A inversão de valores no mundo atual

Ora, por vezes, quando nos reunimos, embora sejamos de nações, formação cultural e educação tão diversas, vibramos de alegria ao celebrarmos as glórias alheias, considerando a vida e os feitos de diversos personagens históricos. Qual a razão dessa alegria?

O ser humano foi feito para crescer, tanto na alma quanto no corpo. De maneira tal que do próprio Menino Jesus diz o Evangelho que Ele “crescia e Se fortalecia, enchia-Se de sabedoria” (Lc 2, 40). Ao ler isto, tem-se a impressão do Divino Infante crescendo, florescendo, da infância delicada e sacrossanta do presépio para a adolescência e a força da idade madura, em que Ele iria carregar o lenho.

Essa transformação gradual, dia a dia, em que Ele cada vez mais se transformava de flor em cruz, de encanto em esplendor de sacrifício, era uma coisa que aumentava a formosura varonil d’Ele cada vez mais; dava-Lhe aquela forma superior de beleza que é o charme, mas o charme do varão forte, varonil, empreendedor, sério, seguro, porém tão delicado, meigo, paterno, de tanta ternura, que quase não se sabia como conciliar uma qualidade com outra. Isso era no Corpo, mas sobretudo na Alma.

A maior parte das pessoas pensa que a alma é uma espécie de radar feito para captar as necessidades do corpo e atendê-las, que ela existe para o corpo. Segundo esta concepção, o homem vive para fazer negócios bons a fim de comer. Então, a inteligência tem como função encontrar comida.

Ora, esse faro até cachorro ou um bicho pastando tem também. Para isso não é preciso possuir alma. Entretanto, a grande maioria das pessoas concebe as coisas assim. Formou-se e vai seguir tal carreira para quê? Ganhar dinheiro para poder comer, beber e dormir.

Então o homem não é senão um bicho mais complicado do que os demais e, enquanto tal, inferior aos outros animais.

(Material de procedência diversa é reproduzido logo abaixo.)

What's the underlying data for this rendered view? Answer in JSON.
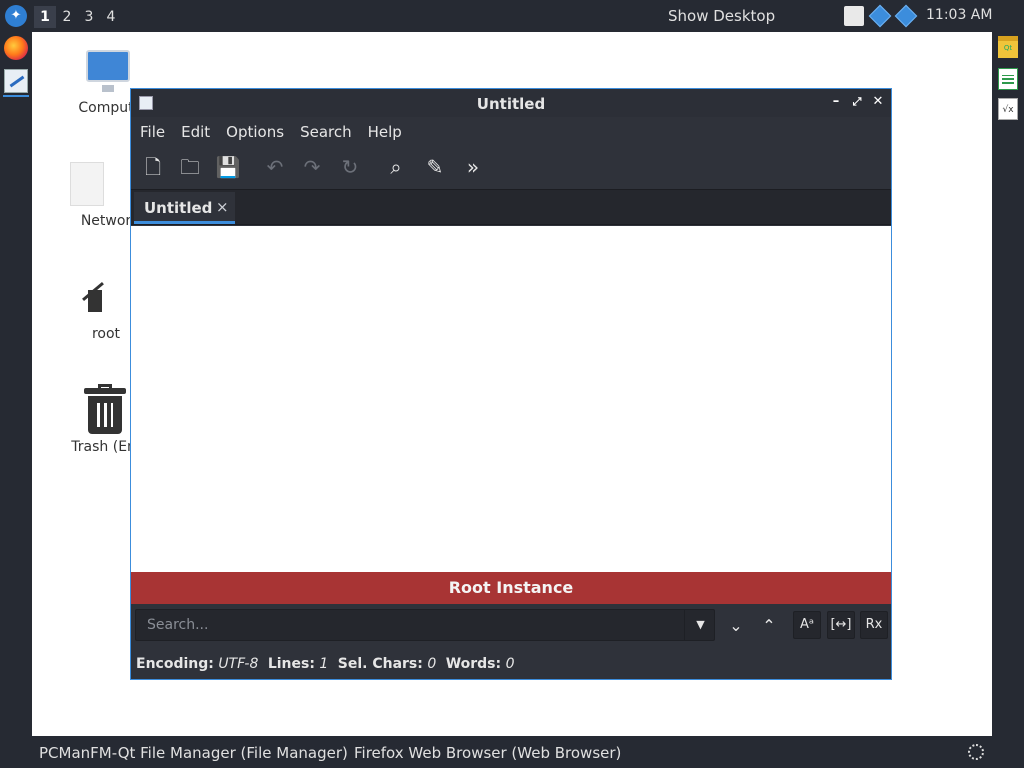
{
  "top_panel": {
    "menu_icon": "lxqt-logo-icon",
    "workspaces": [
      "1",
      "2",
      "3",
      "4"
    ],
    "active_workspace": "1",
    "show_desktop": "Show Desktop",
    "tray_icons": [
      "clipboard-icon",
      "network-diamond-icon",
      "network-diamond-icon"
    ],
    "clock": "11:03 AM"
  },
  "left_dock": {
    "items": [
      "firefox-icon",
      "featherpad-icon"
    ]
  },
  "right_dock": {
    "items": [
      "qt-designer-icon",
      "spreadsheet-icon",
      "math-formula-icon"
    ],
    "qt_label": "Qt",
    "math_label": "√x"
  },
  "desktop": {
    "icons": [
      {
        "label": "Comput",
        "icon": "computer-icon"
      },
      {
        "label": "Networ",
        "icon": "network-file-icon"
      },
      {
        "label": "root",
        "icon": "home-folder-icon"
      },
      {
        "label": "Trash (Em",
        "icon": "trash-icon"
      }
    ]
  },
  "window": {
    "title": "Untitled",
    "controls": {
      "minimize": "–",
      "maximize": "⤢",
      "close": "✕"
    },
    "menu": [
      "File",
      "Edit",
      "Options",
      "Search",
      "Help"
    ],
    "toolbar": [
      {
        "name": "new-document-icon",
        "glyph": "🗋",
        "enabled": true
      },
      {
        "name": "open-folder-icon",
        "glyph": "🗀",
        "enabled": true
      },
      {
        "name": "save-icon",
        "glyph": "💾",
        "enabled": false
      },
      {
        "name": "undo-icon",
        "glyph": "↶",
        "enabled": false
      },
      {
        "name": "redo-icon",
        "glyph": "↷",
        "enabled": false
      },
      {
        "name": "reload-icon",
        "glyph": "↻",
        "enabled": false
      },
      {
        "name": "find-icon",
        "glyph": "⌕",
        "enabled": true
      },
      {
        "name": "clear-search-icon",
        "glyph": "✎",
        "enabled": true
      },
      {
        "name": "more-actions-icon",
        "glyph": "»",
        "enabled": true
      }
    ],
    "tab": {
      "label": "Untitled",
      "close": "×"
    },
    "root_banner": "Root Instance",
    "search": {
      "placeholder": "Search...",
      "dropdown_glyph": "▼",
      "down_glyph": "⌄",
      "up_glyph": "⌃",
      "match_case": "Aᵃ",
      "whole_word": "[↔]",
      "regex": "Rx"
    },
    "status": {
      "encoding_label": "Encoding:",
      "encoding": "UTF-8",
      "lines_label": "Lines:",
      "lines": "1",
      "sel_label": "Sel. Chars:",
      "sel": "0",
      "words_label": "Words:",
      "words": "0"
    }
  },
  "bottom_panel": {
    "tasks": [
      "PCManFM-Qt File Manager (File Manager)",
      "Firefox Web Browser (Web Browser)"
    ],
    "tray_icon": "settings-dots-icon"
  }
}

Porque se um boi, sem diplomas, encontra comida, o homem é apenas um bicho mais complicado do que o boi.

Nós vemos, então, como é absurdo admitir que o animal é mais do que o homem e a vida do animal mais perfeita do que a humana. O intelecto não pode ter como finalidade principal a manutenção do corpo. Contudo, se analisarmos o papel dado à alma no mundo contemporâneo, qual o interesse da maioria das pessoas pelos bens do espírito e pelas solicitações do corpo, notaremos uma desproporção arrasadora, simplesmente. As pessoas cuidam do corpo e a alma fica completamente de lado. É uma inversão de valores, por onde aquele que deveria ser rei é o servo.

Alegria do relacionamento entre almas com qualidades diversas

Pois bem, há um instinto na alma humana profundo, chamado instinto de sociabilidade, que faz com que os semelhantes se procurem. Este instinto também leva o homem a alegrar-se e a relacionar-se quando nota em alguém qualidades aparentemente opostas às dele, mas que o completam harmonicamente.

Imaginem Carlos Magno preparando os planos para uma invasão em terras de infiéis.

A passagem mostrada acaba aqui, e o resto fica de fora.